A partial shutdown of the US federal government was postponed by a deal struck late Friday night between White House and congressional negotiators to resolve a protracted standoff on legislation to finance government operations.
The Obama administration agreed to $2 billion more in social spending cuts in return for an agreement by the Republican House leadership on a stop-gap continuing resolution that will fund the federal government through next Thursday. President Obama, House Speaker John Boehner and Senate Majority Leader Harry Reid also said they had reached a broader agreement to fund government operations through the end of the fiscal year, September 30, which is to be voted on by both houses of Congress next week.
The deal reportedly includes between $39 billion and $40 billion in social spending cuts in the current fiscal year budget, virtually the total amount demanded by Boehner. This is the largest-ever single-year reduction in domestic social spending.
Details are not yet available of exactly which programs will feel the brunt of the budget axe, but the cuts dwarf any previous austerity exercise. The cuts are four times those imposed by a Republican Congress in 1995-96, the only previous instance of a budget dispute forcing a partial shutdown of the federal government.
Speaking from the White House shortly after 11 PM, President Obama hailed the agreement as a boon to the American people, even as he acknowledged that it would entail "painful" sacrifices. In the course of his brief remarks, Obama twice boasted that he had signed on to "the largest annual spending cut in our history." Eager to send a signal that this deal was only a down-payment on far more sweeping cuts in social programs to come in the fiscal year 2012 budget, he said the agreement signified "beginning to live within our means."

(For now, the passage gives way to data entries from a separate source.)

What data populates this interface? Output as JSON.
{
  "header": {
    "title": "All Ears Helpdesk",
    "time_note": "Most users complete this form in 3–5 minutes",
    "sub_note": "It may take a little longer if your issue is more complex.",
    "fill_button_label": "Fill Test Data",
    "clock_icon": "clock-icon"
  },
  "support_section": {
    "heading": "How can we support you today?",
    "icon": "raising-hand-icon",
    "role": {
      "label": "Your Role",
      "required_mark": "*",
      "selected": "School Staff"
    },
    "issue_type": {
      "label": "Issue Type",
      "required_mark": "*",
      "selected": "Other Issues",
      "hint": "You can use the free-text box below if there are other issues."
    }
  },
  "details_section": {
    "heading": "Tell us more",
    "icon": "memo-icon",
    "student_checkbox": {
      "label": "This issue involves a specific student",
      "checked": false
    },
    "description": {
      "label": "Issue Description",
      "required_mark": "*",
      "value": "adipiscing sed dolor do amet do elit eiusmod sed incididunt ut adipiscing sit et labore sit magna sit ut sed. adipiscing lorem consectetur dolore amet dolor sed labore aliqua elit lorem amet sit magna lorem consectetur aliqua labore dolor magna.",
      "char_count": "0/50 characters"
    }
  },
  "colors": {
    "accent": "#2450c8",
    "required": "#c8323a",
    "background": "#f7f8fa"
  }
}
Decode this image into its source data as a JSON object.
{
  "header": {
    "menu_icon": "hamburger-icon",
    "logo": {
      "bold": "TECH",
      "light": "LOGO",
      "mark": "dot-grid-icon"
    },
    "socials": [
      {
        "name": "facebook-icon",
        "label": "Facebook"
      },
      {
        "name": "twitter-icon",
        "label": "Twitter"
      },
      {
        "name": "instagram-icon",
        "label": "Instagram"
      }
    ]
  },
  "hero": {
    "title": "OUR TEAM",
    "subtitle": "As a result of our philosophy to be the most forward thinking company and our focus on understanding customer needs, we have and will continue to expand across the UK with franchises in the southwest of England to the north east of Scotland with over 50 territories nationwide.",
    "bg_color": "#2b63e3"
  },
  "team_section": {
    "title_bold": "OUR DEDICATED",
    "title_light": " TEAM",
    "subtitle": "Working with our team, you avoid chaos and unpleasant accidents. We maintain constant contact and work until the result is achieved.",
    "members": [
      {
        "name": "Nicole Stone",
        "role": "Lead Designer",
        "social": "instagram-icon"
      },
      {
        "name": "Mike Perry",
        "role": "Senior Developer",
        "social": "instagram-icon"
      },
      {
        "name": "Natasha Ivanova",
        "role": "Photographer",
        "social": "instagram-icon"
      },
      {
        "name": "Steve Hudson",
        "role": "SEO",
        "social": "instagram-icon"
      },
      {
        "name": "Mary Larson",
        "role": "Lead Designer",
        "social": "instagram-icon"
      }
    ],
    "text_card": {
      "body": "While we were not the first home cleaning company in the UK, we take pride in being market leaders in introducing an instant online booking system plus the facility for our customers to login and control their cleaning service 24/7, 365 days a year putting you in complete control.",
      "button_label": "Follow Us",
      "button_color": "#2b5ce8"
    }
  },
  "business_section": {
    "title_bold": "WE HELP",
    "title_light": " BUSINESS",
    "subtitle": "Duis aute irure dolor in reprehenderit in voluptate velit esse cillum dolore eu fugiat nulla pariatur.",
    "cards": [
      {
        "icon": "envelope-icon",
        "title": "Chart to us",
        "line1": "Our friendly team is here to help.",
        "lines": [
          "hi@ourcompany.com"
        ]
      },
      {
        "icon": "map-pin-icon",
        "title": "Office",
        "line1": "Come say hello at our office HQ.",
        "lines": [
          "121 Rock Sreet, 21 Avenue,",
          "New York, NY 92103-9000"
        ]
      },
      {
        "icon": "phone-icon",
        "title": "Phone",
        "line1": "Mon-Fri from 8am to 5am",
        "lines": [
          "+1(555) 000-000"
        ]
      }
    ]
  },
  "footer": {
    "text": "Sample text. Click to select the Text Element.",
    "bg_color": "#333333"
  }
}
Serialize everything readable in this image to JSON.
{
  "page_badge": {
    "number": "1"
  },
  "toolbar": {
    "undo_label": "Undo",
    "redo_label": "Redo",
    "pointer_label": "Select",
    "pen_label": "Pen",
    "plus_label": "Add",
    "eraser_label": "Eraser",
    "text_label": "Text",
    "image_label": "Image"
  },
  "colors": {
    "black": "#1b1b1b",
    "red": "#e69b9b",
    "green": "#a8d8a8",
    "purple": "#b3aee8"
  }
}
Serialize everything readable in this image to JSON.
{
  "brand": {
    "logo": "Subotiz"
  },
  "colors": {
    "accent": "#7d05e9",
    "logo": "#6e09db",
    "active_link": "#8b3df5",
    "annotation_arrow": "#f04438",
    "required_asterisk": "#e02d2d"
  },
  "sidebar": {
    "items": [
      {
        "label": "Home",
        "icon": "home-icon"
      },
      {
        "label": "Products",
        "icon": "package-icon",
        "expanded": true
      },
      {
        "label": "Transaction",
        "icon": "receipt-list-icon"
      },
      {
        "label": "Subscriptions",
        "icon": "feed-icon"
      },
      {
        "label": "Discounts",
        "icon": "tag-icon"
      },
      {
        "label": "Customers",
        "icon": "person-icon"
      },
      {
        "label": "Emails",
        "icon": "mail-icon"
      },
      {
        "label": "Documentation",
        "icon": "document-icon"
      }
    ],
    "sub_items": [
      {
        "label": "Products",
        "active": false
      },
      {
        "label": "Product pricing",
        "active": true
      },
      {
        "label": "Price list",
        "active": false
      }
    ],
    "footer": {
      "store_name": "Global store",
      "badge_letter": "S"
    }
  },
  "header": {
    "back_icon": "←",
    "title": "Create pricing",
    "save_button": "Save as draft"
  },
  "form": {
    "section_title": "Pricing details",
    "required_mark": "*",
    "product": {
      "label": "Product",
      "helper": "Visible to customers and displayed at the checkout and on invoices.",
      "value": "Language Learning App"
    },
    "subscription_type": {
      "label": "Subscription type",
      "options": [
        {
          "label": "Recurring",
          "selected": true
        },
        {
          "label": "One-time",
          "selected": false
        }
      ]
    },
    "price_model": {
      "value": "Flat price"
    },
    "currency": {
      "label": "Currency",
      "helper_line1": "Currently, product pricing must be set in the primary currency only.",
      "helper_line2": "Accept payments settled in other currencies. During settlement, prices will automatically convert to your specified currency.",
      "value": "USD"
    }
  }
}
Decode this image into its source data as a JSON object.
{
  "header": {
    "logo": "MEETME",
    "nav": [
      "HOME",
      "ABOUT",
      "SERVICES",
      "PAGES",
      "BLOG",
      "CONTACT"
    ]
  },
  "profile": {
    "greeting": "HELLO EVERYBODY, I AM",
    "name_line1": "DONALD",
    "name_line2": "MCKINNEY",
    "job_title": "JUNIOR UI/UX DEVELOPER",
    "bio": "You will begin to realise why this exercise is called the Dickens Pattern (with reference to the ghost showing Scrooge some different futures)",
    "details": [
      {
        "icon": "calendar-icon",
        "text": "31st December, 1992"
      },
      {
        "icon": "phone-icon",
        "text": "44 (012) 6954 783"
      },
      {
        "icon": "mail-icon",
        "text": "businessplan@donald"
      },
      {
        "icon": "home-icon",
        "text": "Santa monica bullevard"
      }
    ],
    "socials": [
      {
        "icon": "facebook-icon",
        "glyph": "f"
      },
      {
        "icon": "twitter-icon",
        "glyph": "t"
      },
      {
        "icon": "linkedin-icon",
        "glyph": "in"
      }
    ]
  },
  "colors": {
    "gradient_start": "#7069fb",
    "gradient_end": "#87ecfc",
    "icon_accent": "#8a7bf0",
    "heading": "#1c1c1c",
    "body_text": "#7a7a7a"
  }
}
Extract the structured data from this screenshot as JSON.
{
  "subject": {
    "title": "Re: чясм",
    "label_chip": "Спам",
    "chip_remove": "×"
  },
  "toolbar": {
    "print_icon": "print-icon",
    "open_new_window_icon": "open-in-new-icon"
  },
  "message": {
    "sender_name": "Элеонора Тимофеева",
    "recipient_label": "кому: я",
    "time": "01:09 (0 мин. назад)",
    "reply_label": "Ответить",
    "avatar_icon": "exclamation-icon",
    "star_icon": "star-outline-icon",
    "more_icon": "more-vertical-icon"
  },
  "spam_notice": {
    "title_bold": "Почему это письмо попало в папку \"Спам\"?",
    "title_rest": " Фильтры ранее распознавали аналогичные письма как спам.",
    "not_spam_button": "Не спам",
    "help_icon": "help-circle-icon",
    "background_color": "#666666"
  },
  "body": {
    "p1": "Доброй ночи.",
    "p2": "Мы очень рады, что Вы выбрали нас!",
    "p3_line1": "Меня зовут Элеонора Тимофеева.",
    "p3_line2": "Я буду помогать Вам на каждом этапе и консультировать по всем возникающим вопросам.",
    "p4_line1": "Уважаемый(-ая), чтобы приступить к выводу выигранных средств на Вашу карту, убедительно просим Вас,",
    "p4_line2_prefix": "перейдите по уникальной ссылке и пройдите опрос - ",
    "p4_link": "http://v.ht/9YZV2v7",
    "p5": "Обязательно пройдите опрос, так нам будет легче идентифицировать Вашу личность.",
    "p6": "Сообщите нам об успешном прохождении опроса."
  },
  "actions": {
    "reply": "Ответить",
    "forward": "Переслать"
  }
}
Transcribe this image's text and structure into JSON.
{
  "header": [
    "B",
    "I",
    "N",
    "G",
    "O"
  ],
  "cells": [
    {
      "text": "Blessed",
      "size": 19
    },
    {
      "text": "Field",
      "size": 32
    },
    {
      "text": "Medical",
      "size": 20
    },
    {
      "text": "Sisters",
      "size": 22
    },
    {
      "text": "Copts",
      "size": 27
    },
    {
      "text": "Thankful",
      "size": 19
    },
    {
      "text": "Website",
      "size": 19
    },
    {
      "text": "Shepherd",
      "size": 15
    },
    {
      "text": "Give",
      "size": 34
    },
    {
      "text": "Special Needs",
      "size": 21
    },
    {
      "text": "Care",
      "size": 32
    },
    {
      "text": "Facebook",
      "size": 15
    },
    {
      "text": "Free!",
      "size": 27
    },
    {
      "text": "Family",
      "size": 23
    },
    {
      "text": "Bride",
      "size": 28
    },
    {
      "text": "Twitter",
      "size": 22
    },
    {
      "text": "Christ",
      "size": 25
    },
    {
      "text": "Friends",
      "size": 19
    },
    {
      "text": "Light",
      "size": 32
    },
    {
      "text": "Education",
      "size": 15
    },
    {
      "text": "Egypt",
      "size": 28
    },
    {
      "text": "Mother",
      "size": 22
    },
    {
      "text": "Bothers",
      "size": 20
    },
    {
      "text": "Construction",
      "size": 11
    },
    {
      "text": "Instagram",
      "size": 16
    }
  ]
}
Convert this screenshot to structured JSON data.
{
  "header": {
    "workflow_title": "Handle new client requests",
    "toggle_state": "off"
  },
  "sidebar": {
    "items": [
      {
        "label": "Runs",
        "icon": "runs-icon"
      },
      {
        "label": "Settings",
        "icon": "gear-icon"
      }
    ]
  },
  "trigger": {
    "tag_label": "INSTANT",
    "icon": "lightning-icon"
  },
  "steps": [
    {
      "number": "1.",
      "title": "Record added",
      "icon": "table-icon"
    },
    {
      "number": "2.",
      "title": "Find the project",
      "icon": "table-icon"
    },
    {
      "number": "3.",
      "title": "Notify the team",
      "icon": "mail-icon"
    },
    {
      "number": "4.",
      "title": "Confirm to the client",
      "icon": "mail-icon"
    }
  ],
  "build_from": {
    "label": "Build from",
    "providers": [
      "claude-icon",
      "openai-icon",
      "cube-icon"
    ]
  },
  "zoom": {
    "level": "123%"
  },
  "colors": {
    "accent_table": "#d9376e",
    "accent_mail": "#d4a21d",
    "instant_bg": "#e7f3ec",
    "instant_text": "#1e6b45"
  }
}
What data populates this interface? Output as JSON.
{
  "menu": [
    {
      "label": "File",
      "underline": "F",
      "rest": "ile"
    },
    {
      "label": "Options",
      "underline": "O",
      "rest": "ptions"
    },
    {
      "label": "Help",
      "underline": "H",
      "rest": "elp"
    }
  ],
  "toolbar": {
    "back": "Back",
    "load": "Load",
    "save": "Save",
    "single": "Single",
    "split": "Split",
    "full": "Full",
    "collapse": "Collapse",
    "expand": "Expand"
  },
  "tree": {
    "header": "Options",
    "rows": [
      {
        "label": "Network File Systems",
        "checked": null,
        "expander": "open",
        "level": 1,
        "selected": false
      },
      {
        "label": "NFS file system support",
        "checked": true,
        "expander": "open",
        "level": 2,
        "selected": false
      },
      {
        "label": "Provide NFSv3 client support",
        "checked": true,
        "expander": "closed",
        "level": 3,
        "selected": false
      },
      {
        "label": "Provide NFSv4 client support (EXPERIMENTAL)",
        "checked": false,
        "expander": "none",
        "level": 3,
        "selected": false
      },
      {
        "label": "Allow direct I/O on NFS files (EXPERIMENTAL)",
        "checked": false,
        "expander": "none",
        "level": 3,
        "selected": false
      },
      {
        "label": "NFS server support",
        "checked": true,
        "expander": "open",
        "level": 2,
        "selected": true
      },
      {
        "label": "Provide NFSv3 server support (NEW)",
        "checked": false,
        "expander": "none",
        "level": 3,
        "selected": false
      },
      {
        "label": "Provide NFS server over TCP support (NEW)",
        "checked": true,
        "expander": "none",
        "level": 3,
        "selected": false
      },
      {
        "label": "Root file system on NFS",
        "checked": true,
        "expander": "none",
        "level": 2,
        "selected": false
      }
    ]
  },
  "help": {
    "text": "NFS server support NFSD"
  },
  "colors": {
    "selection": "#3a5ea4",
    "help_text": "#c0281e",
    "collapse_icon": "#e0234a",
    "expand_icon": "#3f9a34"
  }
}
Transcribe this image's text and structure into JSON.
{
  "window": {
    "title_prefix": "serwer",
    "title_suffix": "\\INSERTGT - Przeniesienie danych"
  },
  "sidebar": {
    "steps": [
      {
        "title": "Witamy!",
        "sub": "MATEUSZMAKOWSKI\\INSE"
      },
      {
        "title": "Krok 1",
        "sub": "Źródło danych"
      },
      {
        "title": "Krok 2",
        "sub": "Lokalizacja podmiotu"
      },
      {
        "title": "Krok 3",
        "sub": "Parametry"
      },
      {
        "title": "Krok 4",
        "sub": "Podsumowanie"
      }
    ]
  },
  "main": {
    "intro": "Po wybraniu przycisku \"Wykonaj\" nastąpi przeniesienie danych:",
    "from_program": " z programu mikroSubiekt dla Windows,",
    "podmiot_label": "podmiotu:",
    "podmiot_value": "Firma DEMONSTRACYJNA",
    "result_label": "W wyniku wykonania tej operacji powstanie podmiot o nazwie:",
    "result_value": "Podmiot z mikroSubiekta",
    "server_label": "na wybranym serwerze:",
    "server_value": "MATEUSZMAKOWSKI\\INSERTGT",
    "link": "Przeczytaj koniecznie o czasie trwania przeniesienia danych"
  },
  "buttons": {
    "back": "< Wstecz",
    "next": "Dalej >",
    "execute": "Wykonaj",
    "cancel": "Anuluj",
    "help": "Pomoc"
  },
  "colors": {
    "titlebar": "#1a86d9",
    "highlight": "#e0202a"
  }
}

Nearly one million federal workers had been given notice of layoff at their workplaces Friday, about half the total workforce. The shutdown would have affected the majority of civilian government workers, but US military and police forces, the intelligence agencies and the Department of Homeland Security were exempted and told to continue normal operations.
The driving force of the budget crisis has been the Republican-controlled House of Representatives, which demanded even greater cuts in current spending than the record $38 billion offered by the Obama administration. Many in the ultra-right Tea Party caucus regarded a shutdown of all non-military parts of the government as a positive good, while Christian fundamentalists demanded further restrictions on abortion rights as the price of passing a budget.
The final hours of negotiations reportedly focused on the continuation of $333 million in federal funding for women's health services provided by Planned Parenthood, which operates 800 health centers throughout the United States, the majority of them serving women in working class and low-income neighborhoods.